Como Demo (2006a) ensina, convivência também é confronto, ainda que busquemos evitar os extremos: a guerra não é condição normal, mas encobrir o confronto é posição alienante.

d) Necessidade de proporcionar oportunidades suficientes para que todos falem, de modo que não haja lugar para a autoridade ou hierarquia: é preciso um lugar marcado por uma disponibilidade tal que permita que se fale sobre qualquer coisa e que os diversos modos de pensar encontrem acolhida. Novamente, no capítulo 6, na análise das intervenções realizadas no CAPS a partir da convivência, será problemtizado um movimento em direção a uma flexibilização dos papéis.

Encerro o capítulo com a postura ética de Demo (2005) que me inspira como Lévinas no capítulo anterior78:

Liberdade implica a liberdade do outro. Não é assim que minha liberdade acaba onde começa a liberdade do outro, mas é assim que o exercício da liberdade penetra a liberdade do outro e vice-versa, de tal sorte que será sempre necesssário negociar um tipo aceitável de convivência para ambas as partes. Autonomia supõe, assim, a habilidade de se impor, bem como de ceder. Como meu comportamento impacta o comportamento do outro, sou responsável por isto.

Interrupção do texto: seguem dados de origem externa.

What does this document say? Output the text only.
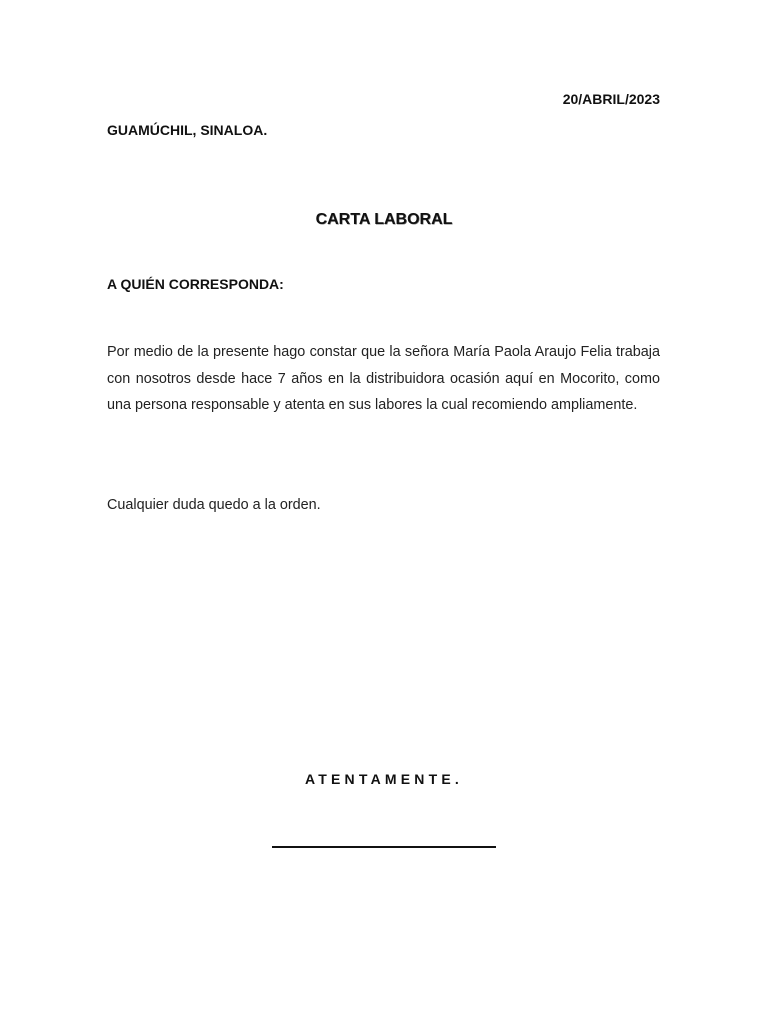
20/ABRIL/2023
GUAMÚCHIL, SINALOA.
CARTA LABORAL
A QUIÉN CORRESPONDA:
Por medio de la presente hago constar que la señora María Paola Araujo Felia trabaja con nosotros desde hace 7 años en la distribuidora ocasión aquí en Mocorito, como una persona responsable y atenta en sus labores la cual recomiendo ampliamente.
Cualquier duda quedo a la orden.
ATENTAMENTE.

Não posso alegar que nada tenho a ver. Tenho tudo a ver, não por conta de apelos moralistas ou religiosos, mas por conta da dialética da convivência humana. A arte maior está em construir sociedades igualitárias, nas quais seja possível orquestrar em relativa igualdade as diferenças irredutíveis. De um lado, não é viável tratar de modo igual a gente muito desigual – aprofundaria ainda mais as desigualdades. De outro, é direito comum ser tratado de modo igual, porque, a par das diferenças, existe o patamar da igualdade comum (p. 22-3, grifo meu).

   

                                                                                                               

78 Heidegger no capítulo 1 e Souza neste capítulo – sem com isso sugerir nenhuma semelhança entre os autores – e a minha experiência cotidiana e concreta no esforço de cuidar de pessoas que sofrem psiquicamente de uma forma muita intensa me ajudam a não ter uma posição ingênuo-otimista: acredito que é preciso esforço e atenção crítica constantes para construir a possibilidade de uma convivência igualitária e fraterna no campo da saúde mental e na sociedade.